Rising interest rates have put pressure on homeowners, with 87,930 in arrears said UK Finance, up 18% compared with July to September last year.
Among landlords, the number in arrears doubled in a year.
Home repossessions are rare, but lenders and charities urge people to act early when facing trouble.
Despite the sharp rise in mortgages in arrears, the number where payments have fallen behind still represent just 1% of the 8.8 million outstanding mortgages, trade body UK Finance said.
That will come as a relief during a period of tough cost-of-living pressures and steadily rising interest rates.
However, homeowners tend to prioritise their mortgage repayments, sometimes leaving them unable to pay other bills. Such circumstances are masked by these figures.
But there has now been a relatively sharp rise in arrears, as the pressure gets more intense and fixed mortgage deals expire and are replaced by more expensive loans. An estimated 1.6 million deals will expire next year, with the vast majority rolling onto much higher rates of interest.

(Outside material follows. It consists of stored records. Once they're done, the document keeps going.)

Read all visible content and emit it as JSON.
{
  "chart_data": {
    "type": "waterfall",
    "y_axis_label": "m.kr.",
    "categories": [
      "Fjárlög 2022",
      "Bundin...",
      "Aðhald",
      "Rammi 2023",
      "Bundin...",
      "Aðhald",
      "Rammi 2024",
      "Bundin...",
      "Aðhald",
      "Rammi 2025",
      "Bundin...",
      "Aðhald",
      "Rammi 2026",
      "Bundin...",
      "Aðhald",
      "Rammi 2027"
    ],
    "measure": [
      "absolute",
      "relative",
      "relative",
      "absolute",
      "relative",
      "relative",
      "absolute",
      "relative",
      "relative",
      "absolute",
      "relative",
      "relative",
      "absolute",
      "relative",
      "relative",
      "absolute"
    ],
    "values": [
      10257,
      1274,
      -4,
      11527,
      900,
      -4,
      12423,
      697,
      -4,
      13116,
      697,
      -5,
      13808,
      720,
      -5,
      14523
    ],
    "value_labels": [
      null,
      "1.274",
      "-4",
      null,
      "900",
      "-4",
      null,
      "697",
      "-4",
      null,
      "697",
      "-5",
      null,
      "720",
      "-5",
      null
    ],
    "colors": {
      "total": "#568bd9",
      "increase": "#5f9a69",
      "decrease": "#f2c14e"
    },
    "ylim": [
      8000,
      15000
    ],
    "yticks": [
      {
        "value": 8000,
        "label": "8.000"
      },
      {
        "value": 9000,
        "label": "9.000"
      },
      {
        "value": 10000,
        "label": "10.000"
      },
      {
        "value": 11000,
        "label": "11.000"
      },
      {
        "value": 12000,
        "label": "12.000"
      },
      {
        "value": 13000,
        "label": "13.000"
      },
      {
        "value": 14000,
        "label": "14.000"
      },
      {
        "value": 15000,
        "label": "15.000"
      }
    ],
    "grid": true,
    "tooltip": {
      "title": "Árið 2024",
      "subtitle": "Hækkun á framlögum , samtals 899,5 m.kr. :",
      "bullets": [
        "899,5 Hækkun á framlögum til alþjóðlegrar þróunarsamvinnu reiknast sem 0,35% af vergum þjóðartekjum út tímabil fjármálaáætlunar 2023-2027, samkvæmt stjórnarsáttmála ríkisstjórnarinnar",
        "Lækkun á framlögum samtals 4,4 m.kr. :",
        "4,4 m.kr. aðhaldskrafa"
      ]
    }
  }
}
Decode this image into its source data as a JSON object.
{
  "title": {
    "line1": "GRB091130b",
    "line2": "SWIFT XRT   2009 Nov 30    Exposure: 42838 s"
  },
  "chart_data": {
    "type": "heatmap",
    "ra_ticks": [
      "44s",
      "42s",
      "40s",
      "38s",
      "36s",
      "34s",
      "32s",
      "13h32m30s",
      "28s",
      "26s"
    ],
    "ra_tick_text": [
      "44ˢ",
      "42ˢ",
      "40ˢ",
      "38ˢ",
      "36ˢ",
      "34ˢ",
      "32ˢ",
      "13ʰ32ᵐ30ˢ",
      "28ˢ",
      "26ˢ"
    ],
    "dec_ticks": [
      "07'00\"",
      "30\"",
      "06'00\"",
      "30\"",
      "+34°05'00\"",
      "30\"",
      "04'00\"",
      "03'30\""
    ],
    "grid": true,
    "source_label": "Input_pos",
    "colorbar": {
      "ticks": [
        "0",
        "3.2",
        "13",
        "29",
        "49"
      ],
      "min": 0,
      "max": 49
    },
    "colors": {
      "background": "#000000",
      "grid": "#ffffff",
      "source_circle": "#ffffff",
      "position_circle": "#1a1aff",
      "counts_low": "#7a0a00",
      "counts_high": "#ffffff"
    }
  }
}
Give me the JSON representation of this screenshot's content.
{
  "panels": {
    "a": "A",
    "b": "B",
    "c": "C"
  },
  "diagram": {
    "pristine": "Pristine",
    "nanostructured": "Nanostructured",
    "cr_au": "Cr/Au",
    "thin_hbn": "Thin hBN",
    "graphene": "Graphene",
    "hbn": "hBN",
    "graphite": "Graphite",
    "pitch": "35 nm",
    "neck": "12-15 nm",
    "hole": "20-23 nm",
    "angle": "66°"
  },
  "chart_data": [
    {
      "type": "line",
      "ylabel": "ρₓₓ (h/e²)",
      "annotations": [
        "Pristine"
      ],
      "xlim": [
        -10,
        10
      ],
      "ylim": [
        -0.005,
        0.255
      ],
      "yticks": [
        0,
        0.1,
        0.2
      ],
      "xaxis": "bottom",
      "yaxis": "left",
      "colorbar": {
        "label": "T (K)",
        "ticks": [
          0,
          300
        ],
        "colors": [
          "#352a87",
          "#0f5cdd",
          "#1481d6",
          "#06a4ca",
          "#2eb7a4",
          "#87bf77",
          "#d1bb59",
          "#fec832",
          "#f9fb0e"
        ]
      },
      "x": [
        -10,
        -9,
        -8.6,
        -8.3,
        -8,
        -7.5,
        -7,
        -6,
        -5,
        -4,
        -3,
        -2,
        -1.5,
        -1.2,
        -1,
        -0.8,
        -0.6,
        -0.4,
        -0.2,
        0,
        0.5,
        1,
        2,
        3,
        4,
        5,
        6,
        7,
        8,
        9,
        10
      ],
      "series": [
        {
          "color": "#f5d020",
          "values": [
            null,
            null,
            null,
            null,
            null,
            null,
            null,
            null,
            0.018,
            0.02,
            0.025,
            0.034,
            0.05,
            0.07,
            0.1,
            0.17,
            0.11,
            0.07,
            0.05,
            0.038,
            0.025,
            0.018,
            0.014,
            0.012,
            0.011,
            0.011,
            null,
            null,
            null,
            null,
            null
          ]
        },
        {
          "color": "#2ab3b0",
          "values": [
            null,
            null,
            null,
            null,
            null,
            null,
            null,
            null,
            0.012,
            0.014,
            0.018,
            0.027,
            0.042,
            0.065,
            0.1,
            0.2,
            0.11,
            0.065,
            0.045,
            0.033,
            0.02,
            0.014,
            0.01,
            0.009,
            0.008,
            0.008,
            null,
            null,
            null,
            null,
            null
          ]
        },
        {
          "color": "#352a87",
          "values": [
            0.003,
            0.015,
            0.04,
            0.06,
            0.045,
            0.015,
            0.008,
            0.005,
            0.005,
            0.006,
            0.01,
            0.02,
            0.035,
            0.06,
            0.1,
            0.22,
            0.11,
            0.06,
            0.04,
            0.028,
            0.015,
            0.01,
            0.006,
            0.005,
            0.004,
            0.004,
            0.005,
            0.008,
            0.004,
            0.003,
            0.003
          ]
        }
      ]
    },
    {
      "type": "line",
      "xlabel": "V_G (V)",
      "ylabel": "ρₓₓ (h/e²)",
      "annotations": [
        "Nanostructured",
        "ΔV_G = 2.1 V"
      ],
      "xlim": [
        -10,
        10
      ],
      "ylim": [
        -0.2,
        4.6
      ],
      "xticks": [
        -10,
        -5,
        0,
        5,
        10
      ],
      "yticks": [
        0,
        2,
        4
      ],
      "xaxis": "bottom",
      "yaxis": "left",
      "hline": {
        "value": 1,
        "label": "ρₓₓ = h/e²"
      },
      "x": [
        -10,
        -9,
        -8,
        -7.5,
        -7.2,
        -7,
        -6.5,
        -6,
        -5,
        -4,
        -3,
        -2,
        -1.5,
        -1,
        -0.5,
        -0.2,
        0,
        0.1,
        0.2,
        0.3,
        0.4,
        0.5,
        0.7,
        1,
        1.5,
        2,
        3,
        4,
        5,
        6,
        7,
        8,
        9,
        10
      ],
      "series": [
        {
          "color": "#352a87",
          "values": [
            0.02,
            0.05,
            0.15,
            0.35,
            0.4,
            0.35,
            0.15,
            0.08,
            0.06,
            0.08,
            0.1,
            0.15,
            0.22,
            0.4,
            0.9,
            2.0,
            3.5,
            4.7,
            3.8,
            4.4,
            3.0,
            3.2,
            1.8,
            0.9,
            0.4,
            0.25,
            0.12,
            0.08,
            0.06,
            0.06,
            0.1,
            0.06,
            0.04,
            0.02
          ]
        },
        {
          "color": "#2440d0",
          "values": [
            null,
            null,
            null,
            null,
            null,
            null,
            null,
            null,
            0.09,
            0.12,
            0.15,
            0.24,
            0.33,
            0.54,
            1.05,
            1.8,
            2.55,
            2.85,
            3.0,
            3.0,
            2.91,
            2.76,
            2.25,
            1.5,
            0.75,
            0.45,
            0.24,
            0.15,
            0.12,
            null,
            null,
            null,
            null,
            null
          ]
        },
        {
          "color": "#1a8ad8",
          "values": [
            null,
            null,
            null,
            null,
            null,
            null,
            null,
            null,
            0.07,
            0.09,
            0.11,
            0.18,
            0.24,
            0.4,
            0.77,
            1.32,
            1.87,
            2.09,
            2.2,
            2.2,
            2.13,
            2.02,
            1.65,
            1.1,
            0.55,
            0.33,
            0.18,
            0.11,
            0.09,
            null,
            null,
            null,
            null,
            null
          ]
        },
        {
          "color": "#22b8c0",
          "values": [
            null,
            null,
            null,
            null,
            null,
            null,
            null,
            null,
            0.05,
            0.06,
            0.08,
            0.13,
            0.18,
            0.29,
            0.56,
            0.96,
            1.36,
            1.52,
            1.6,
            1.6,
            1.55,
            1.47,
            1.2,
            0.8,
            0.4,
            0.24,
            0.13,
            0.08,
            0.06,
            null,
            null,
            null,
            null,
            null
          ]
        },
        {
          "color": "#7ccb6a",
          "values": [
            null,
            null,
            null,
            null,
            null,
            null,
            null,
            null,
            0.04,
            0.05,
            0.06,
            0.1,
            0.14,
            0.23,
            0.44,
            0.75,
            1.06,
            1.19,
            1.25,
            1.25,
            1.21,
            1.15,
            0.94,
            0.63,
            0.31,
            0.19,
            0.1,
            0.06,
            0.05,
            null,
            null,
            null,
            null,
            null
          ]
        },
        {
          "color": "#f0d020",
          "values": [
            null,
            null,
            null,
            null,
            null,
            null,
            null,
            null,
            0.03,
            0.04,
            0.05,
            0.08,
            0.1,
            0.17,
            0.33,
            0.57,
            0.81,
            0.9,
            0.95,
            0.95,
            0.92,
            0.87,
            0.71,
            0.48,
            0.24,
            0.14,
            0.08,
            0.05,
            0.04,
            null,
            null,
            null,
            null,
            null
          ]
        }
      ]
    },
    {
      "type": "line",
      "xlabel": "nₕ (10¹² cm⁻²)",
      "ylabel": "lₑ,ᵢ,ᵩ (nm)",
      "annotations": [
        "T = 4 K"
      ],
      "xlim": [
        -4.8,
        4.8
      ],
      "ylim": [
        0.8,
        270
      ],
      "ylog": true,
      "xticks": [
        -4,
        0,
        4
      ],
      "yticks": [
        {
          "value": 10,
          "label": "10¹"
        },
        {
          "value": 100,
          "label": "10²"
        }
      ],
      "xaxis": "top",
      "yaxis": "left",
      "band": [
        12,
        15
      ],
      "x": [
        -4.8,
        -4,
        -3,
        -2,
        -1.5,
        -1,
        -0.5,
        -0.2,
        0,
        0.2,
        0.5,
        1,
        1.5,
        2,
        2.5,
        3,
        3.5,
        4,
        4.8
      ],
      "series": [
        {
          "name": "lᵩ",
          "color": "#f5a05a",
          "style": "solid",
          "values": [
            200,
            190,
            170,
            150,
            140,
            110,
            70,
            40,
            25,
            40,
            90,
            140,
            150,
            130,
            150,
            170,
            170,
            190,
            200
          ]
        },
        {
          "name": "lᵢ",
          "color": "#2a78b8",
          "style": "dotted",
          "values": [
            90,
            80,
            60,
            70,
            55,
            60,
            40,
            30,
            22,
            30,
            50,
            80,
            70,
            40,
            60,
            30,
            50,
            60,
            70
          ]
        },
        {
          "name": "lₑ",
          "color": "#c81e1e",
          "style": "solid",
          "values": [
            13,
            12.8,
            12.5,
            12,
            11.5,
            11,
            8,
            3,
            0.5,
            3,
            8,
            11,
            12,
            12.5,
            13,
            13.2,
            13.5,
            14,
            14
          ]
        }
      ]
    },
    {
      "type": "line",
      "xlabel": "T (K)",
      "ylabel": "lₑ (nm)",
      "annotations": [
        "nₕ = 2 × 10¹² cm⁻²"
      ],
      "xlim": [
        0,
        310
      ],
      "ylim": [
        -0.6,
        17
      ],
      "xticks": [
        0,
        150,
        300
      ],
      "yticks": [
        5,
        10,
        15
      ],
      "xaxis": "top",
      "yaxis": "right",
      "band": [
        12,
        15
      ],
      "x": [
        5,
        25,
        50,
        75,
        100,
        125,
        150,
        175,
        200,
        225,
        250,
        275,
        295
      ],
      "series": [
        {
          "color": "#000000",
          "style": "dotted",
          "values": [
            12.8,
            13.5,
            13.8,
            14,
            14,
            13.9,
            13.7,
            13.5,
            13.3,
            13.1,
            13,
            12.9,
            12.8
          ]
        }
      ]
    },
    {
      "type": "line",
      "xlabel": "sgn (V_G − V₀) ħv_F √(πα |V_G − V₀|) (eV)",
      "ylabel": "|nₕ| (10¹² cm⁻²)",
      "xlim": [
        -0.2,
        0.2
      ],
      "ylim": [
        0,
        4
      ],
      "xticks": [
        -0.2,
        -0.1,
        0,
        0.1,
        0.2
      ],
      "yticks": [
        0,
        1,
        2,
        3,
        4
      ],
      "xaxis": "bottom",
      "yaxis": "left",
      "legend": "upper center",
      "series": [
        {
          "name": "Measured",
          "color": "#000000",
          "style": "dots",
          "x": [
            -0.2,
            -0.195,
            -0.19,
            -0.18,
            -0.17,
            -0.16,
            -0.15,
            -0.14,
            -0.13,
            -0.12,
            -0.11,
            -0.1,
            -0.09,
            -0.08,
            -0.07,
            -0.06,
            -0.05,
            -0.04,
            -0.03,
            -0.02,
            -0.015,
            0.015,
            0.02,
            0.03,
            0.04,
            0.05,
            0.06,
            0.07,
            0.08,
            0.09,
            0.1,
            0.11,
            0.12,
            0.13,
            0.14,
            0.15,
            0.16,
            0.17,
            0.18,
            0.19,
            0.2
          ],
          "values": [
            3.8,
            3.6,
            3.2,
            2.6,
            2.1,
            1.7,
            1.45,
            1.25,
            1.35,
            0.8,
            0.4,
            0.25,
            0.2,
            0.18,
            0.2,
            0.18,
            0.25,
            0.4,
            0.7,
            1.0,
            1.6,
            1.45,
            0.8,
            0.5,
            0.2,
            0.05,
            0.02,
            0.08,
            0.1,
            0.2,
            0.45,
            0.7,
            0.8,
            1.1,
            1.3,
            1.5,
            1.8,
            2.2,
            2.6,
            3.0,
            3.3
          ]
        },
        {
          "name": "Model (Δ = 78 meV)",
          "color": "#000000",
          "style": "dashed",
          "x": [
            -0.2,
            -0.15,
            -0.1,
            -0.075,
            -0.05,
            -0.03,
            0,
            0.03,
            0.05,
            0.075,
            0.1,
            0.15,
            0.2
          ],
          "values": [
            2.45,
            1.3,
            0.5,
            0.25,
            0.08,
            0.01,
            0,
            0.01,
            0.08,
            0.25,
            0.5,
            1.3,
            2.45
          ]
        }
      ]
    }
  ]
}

The number of homeowners in arrears was up 7% in July to September compared with the previous quarter, UK Finance said.
One 79-year-old homeowners said that he had cut back on other costs as much as he could, but was only able to pay part of his mortgage bill each month.
“The anxiety is affecting my health,” he said, claiming that he had received slow responses when highlighting the issue to his lender.